As for It’s Complicated.  I liked it a lot.  First off, let’s be clear: it’s one of those movies that basically exudes, “It’s pretty damn nice to be rich.”  I am actually a fan of these kind of movies — movies like Father of the Bride (the Steve Martin one) and Something’s Gotta Give — they make life look so shiny and pretty and, frankly, uncomplicated.  There’s always plenty of food in the fridge, champagne in the glasses and clean linens (the sheer amount of clean towels alone make It’s Complicated worth seeing).  They make life’s hardships seem way less hard.  And there’s definitely a place for those movies, in my opinion.  I don’t need to see Schinder’s List or Hotel Rwanda or The Wrestler everyday.  [Or any day as it pertains to one of those three; I’ll leave it to you, dear reader, to figure out which one.]   In essence, it was a pretty fun movie and I do think it had some things to say about divorce that were quite true.   I heard Dr. Phil once say that you aren’t ready to get divorced until you aren’t emotional anymore, until you know completely that it’s done. Although that sounds lovely, I think that it’s pretty much a load of crap and I can’t think of many folks that have operated that way.  As Reese Witherspoon once said (at least as much as a sage as Dr. Phil), if you aren’t emotional over it, you probably shouldn’t have gotten married in the first place.  Since I find more truth in that statement, it seems Dr.
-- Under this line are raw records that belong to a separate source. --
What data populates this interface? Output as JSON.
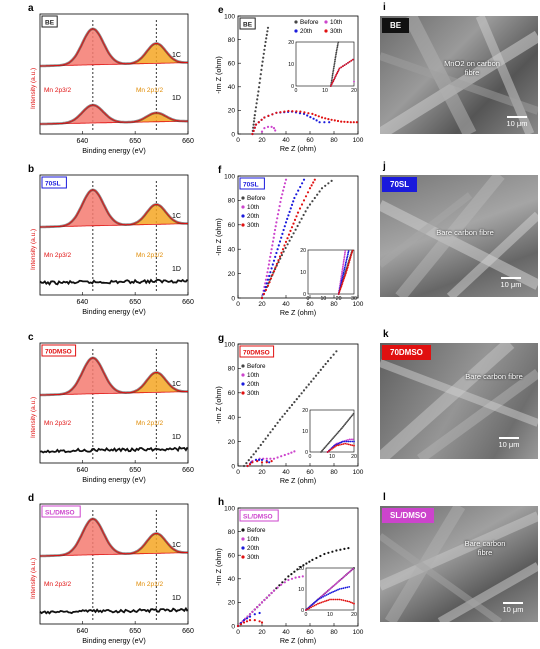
{
  "panel_letters": [
    "a",
    "b",
    "c",
    "d",
    "e",
    "f",
    "g",
    "h",
    "i",
    "j",
    "k",
    "l"
  ],
  "xps": {
    "xlabel": "Binding energy (eV)",
    "ylabel": "Intensity (a.u.)",
    "xticks": [
      640,
      650,
      660
    ],
    "xlim": [
      632,
      660
    ],
    "peak_labels": {
      "mn32": "Mn 2p3/2",
      "mn12": "Mn 2p1/2"
    },
    "panels": [
      {
        "tag": "BE",
        "tag_color": "#222222",
        "line_labels": [
          "1C",
          "1D"
        ],
        "second_has_peaks": true
      },
      {
        "tag": "70SL",
        "tag_color": "#1a1adc",
        "line_labels": [
          "1C",
          "1D"
        ],
        "second_has_peaks": false
      },
      {
        "tag": "70DMSO",
        "tag_color": "#e01010",
        "line_labels": [
          "1C",
          "1D"
        ],
        "second_has_peaks": false
      },
      {
        "tag": "SL/DMSO",
        "tag_color": "#cc44cc",
        "line_labels": [
          "1C",
          "1D"
        ],
        "second_has_peaks": false
      }
    ]
  },
  "chart_data": [
    {
      "panel": "e",
      "type": "scatter",
      "tag": "BE",
      "tag_color": "#222222",
      "xlabel": "Re Z (ohm)",
      "ylabel": "-Im Z (ohm)",
      "xlim": [
        0,
        100
      ],
      "ylim": [
        0,
        100
      ],
      "xticks": [
        0,
        20,
        40,
        60,
        80,
        100
      ],
      "yticks": [
        0,
        20,
        40,
        60,
        80,
        100
      ],
      "legend": "top-right",
      "inset": {
        "xlim": [
          0,
          20
        ],
        "ylim": [
          0,
          20
        ],
        "xticks": [
          0,
          10,
          20
        ],
        "yticks": [
          0,
          10,
          20
        ]
      },
      "series": [
        {
          "name": "Before",
          "color": "#444444",
          "kind": "capline",
          "points": [
            [
              12,
              0
            ],
            [
              13,
              8
            ],
            [
              14,
              16
            ],
            [
              15.5,
              26
            ],
            [
              17,
              36
            ],
            [
              18.5,
              47
            ],
            [
              20,
              58
            ],
            [
              21.5,
              68
            ],
            [
              23,
              78
            ],
            [
              25,
              90
            ]
          ]
        },
        {
          "name": "10th",
          "color": "#cc44cc",
          "kind": "arc",
          "points": [
            [
              20,
              2
            ],
            [
              22,
              5
            ],
            [
              25,
              6
            ],
            [
              28,
              6
            ],
            [
              30,
              5
            ],
            [
              31,
              3
            ]
          ]
        },
        {
          "name": "20th",
          "color": "#1a1adc",
          "kind": "arc",
          "points": [
            [
              12,
              0
            ],
            [
              15,
              8
            ],
            [
              22,
              14
            ],
            [
              32,
              18
            ],
            [
              45,
              19
            ],
            [
              55,
              17
            ],
            [
              63,
              13
            ],
            [
              68,
              10
            ],
            [
              72,
              10
            ],
            [
              76,
              10
            ]
          ]
        },
        {
          "name": "30th",
          "color": "#e01010",
          "kind": "arc",
          "points": [
            [
              12,
              0
            ],
            [
              15,
              8
            ],
            [
              22,
              14
            ],
            [
              32,
              18
            ],
            [
              42,
              19.5
            ],
            [
              52,
              19
            ],
            [
              62,
              17
            ],
            [
              70,
              14
            ],
            [
              78,
              12
            ],
            [
              86,
              10.5
            ],
            [
              94,
              10
            ],
            [
              99,
              10
            ]
          ]
        }
      ]
    },
    {
      "panel": "f",
      "type": "scatter",
      "tag": "70SL",
      "tag_color": "#1a1adc",
      "xlabel": "Re Z (ohm)",
      "ylabel": "-Im Z (ohm)",
      "xlim": [
        0,
        100
      ],
      "ylim": [
        0,
        100
      ],
      "xticks": [
        0,
        20,
        40,
        60,
        80,
        100
      ],
      "yticks": [
        0,
        20,
        40,
        60,
        80,
        100
      ],
      "legend": "top-left",
      "inset": {
        "xlim": [
          0,
          30
        ],
        "ylim": [
          0,
          20
        ],
        "xticks": [
          0,
          10,
          20,
          30
        ],
        "yticks": [
          0,
          10,
          20
        ]
      },
      "series": [
        {
          "name": "Before",
          "color": "#444444",
          "kind": "capline",
          "points": [
            [
              20,
              0
            ],
            [
              28,
              18
            ],
            [
              38,
              38
            ],
            [
              48,
              56
            ],
            [
              58,
              74
            ],
            [
              70,
              90
            ],
            [
              78,
              96
            ]
          ]
        },
        {
          "name": "10th",
          "color": "#cc44cc",
          "kind": "capline",
          "points": [
            [
              20,
              0
            ],
            [
              24,
              18
            ],
            [
              28,
              40
            ],
            [
              32,
              62
            ],
            [
              36,
              82
            ],
            [
              40,
              97
            ]
          ]
        },
        {
          "name": "20th",
          "color": "#1a1adc",
          "kind": "capline",
          "points": [
            [
              20,
              0
            ],
            [
              26,
              18
            ],
            [
              33,
              40
            ],
            [
              40,
              62
            ],
            [
              47,
              82
            ],
            [
              55,
              97
            ]
          ]
        },
        {
          "name": "30th",
          "color": "#e01010",
          "kind": "capline",
          "points": [
            [
              20,
              0
            ],
            [
              25,
              10
            ],
            [
              30,
              22
            ],
            [
              35,
              34
            ],
            [
              40,
              46
            ],
            [
              45,
              58
            ],
            [
              50,
              70
            ],
            [
              55,
              80
            ],
            [
              60,
              90
            ],
            [
              64,
              97
            ]
          ]
        }
      ]
    },
    {
      "panel": "g",
      "type": "scatter",
      "tag": "70DMSO",
      "tag_color": "#e01010",
      "xlabel": "Re Z (ohm)",
      "ylabel": "-Im Z (ohm)",
      "xlim": [
        0,
        100
      ],
      "ylim": [
        0,
        100
      ],
      "xticks": [
        0,
        20,
        40,
        60,
        80,
        100
      ],
      "yticks": [
        0,
        20,
        40,
        60,
        80,
        100
      ],
      "legend": "top-left",
      "inset": {
        "xlim": [
          0,
          20
        ],
        "ylim": [
          0,
          20
        ],
        "xticks": [
          0,
          10,
          20
        ],
        "yticks": [
          0,
          10,
          20
        ]
      },
      "series": [
        {
          "name": "Before",
          "color": "#444444",
          "kind": "capline",
          "points": [
            [
              5,
              0
            ],
            [
              15,
              12
            ],
            [
              25,
              25
            ],
            [
              35,
              38
            ],
            [
              45,
              50
            ],
            [
              55,
              62
            ],
            [
              65,
              74
            ],
            [
              75,
              86
            ],
            [
              82,
              94
            ]
          ]
        },
        {
          "name": "10th",
          "color": "#cc44cc",
          "kind": "arc",
          "points": [
            [
              8,
              0
            ],
            [
              12,
              4
            ],
            [
              18,
              6
            ],
            [
              24,
              6
            ],
            [
              30,
              6
            ],
            [
              36,
              8
            ],
            [
              42,
              10
            ],
            [
              47,
              12
            ]
          ]
        },
        {
          "name": "20th",
          "color": "#1a1adc",
          "kind": "arc",
          "points": [
            [
              8,
              0
            ],
            [
              11,
              3
            ],
            [
              15,
              5
            ],
            [
              20,
              5
            ],
            [
              24,
              4
            ],
            [
              26,
              3
            ]
          ]
        },
        {
          "name": "30th",
          "color": "#e01010",
          "kind": "arc",
          "points": [
            [
              8,
              0
            ],
            [
              12,
              3
            ],
            [
              16,
              4
            ],
            [
              20,
              3
            ],
            [
              24,
              3
            ],
            [
              28,
              4
            ]
          ]
        }
      ]
    },
    {
      "panel": "h",
      "type": "scatter",
      "tag": "SL/DMSO",
      "tag_color": "#cc44cc",
      "xlabel": "Re Z (ohm)",
      "ylabel": "-Im Z (ohm)",
      "xlim": [
        0,
        100
      ],
      "ylim": [
        0,
        100
      ],
      "xticks": [
        0,
        20,
        40,
        60,
        80,
        100
      ],
      "yticks": [
        0,
        20,
        40,
        60,
        80,
        100
      ],
      "legend": "top-left",
      "inset": {
        "xlim": [
          0,
          20
        ],
        "ylim": [
          0,
          20
        ],
        "xticks": [
          0,
          10,
          20
        ],
        "yticks": [
          0,
          10,
          20
        ]
      },
      "series": [
        {
          "name": "Before",
          "color": "#111111",
          "kind": "capline",
          "points": [
            [
              0,
              0
            ],
            [
              8,
              8
            ],
            [
              16,
              16
            ],
            [
              24,
              24
            ],
            [
              32,
              32
            ],
            [
              42,
              42
            ],
            [
              52,
              50
            ],
            [
              62,
              56
            ],
            [
              72,
              61
            ],
            [
              82,
              64
            ],
            [
              92,
              66
            ]
          ]
        },
        {
          "name": "10th",
          "color": "#cc44cc",
          "kind": "capline",
          "points": [
            [
              0,
              0
            ],
            [
              6,
              6
            ],
            [
              12,
              12
            ],
            [
              18,
              18
            ],
            [
              24,
              24
            ],
            [
              30,
              30
            ],
            [
              36,
              35
            ],
            [
              42,
              39
            ],
            [
              48,
              41
            ],
            [
              54,
              42
            ],
            [
              58,
              42
            ]
          ]
        },
        {
          "name": "20th",
          "color": "#1a1adc",
          "kind": "arc",
          "points": [
            [
              0,
              0
            ],
            [
              5,
              5
            ],
            [
              10,
              8
            ],
            [
              14,
              10
            ],
            [
              18,
              11
            ]
          ]
        },
        {
          "name": "30th",
          "color": "#e01010",
          "kind": "arc",
          "points": [
            [
              0,
              0
            ],
            [
              5,
              3
            ],
            [
              10,
              5
            ],
            [
              14,
              5
            ],
            [
              18,
              4
            ],
            [
              20,
              3
            ]
          ]
        }
      ]
    }
  ],
  "sem": [
    {
      "panel": "i",
      "tag": "BE",
      "tag_color": "#111111",
      "annotation": "MnO2 on carbon fibre",
      "scale_bar": "10 μm"
    },
    {
      "panel": "j",
      "tag": "70SL",
      "tag_color": "#1a1adc",
      "annotation": "Bare carbon fibre",
      "scale_bar": "10 μm"
    },
    {
      "panel": "k",
      "tag": "70DMSO",
      "tag_color": "#e01010",
      "annotation": "Bare carbon fibre",
      "scale_bar": "10 μm"
    },
    {
      "panel": "l",
      "tag": "SL/DMSO",
      "tag_color": "#cc44cc",
      "annotation": "Bare carbon fibre",
      "scale_bar": "10 μm"
    }
  ]
}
Phil’s philosophy works more for the emotionally vacant or for people that never really cared about each other to begin with.  So, back to the movie.  Meryl & Alec had some unfinished business, it seems.   And that’s probably not that unusual.  I don’t think many divorced couples take it to the level they went to (though Liz Taylor certainly stepped it up a notch), the feelings they still had for each other seemed fairly understandable.  Understandable and realistic in a comedy exuding the It’s Good to Be Rich-vibe, of course.  I do, though, completely agree with Maggie (my cousin, not Gyllenhall) that their movie kids were totally unrealistic.  In addition to be saccharin-y, they were just odd.  No one acts like that, no one talks like that, no one is like that.  They are three twenty-something siblings who jump up and down when they see each other.  They were completely weird to me.  Except for the light of the world, John Krasinski.  May he never play the bad guy.